Keputusan menaikkan harga BBM menciptakan penderitaan berlapis terhadap masyarakat hingga ke akar rumput. Kenaikan BBM memperburuk kondisi masyarakat di mana harga komoditas pasar meningkat, sedangkan pendapatan ekonomi warga negara tidak banyak meningkat selama tiga tahun terakhir. Masyarakat akan semakin kesulitan untuk menghidupi kebutuhan sehari-hari. Pengalihan subsidi BLT adalah sebuah solusi imajinatif belaka karena pemenuhan hak ekonomi rakyat tidak sama dengan bantuan sosial yang dianggap sebagai uluran tangan negara.

 

Terdapat beberapa kebijakan strategis yang bisa dilakukan pemerintah untuk meminimalisir dampak kenaikan harga BBM. Pertama, optimalisasi sektor-sektor selain migas seperti minyak sawit, karet, dan komoditas pertambangan yang harganya meningkat.
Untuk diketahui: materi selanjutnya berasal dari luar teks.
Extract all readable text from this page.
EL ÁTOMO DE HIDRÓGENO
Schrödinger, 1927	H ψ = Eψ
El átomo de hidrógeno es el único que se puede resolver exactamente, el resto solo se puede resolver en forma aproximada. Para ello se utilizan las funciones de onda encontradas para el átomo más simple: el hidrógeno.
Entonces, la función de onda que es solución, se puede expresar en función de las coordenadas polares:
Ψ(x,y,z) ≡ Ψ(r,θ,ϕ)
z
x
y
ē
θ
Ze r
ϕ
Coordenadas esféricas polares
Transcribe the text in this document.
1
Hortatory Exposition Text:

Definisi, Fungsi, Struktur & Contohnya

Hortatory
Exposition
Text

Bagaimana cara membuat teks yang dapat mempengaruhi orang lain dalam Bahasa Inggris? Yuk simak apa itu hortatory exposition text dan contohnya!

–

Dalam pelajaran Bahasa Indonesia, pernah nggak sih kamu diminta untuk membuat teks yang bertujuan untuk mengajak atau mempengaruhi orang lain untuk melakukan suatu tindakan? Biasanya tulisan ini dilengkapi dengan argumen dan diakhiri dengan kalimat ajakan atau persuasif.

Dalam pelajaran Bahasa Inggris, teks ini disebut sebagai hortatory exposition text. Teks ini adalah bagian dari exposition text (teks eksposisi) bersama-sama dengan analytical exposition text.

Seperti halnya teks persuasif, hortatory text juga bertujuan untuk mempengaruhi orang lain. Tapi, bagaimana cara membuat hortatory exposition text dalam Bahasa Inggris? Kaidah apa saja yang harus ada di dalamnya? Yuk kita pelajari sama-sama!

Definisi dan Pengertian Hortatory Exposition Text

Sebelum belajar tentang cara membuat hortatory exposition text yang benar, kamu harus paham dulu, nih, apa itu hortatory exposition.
Dari ekspor sawit saja potensi penerimaan APBN bisa mencapai lebih dari US1 miliar.

 

Jika pemerintah mampu merealokasikan tambahan pendapatan ini untuk proyek padat karya di sektor pertanian dan pedesaan, daya beli masyarakat mayoritas bisa meningkat atau setidaknya mengkompensasikan kenaikan harga umum. Pilihan ini lebih bijak dibandingkan menggelontorkan subsidi dan bantuan untuk komoditas yang mengalami kenaikan tajam seperti kebutuhan pokok.

 

Kedua, untuk menggenjot produksi minyak dalam negeri pemerintah dapat mengamandemen UU Minyak dan Gas Nomor 22 Tahun 2001. Tiga poin penting yang dapat diamandemen adalah penyederhanaan proses investigasi migas agar menjadi satu pintu, serta penghapusan pajak dan pungutan sebelum produksi dimulai oleh kontraktor migas. Revisi UU Migas diperlukan sebagai payung hukum penguatan kelembagaan dan kepastian investasi hulu migas di Indonesia.

 

Ketiga, kebijakan pengamanan ketersediaan energi masa depan dengan pola penghematan BBM serta pengembangan sumber energi alternatif. Upaya penghematan BBM dilakukan melalui pembenahan sistem transportasi. Penyediaan sumber energi alternatif dapat dilakukan dengan keseriusan pemerintah untuk menyiapkan dan menyelesaikan infrastruktur transisi dari energi fosil ke energi bersih dengan sumber pada energi bersih, seperti angin, arus samudera, matahari, air, dan bioenergi.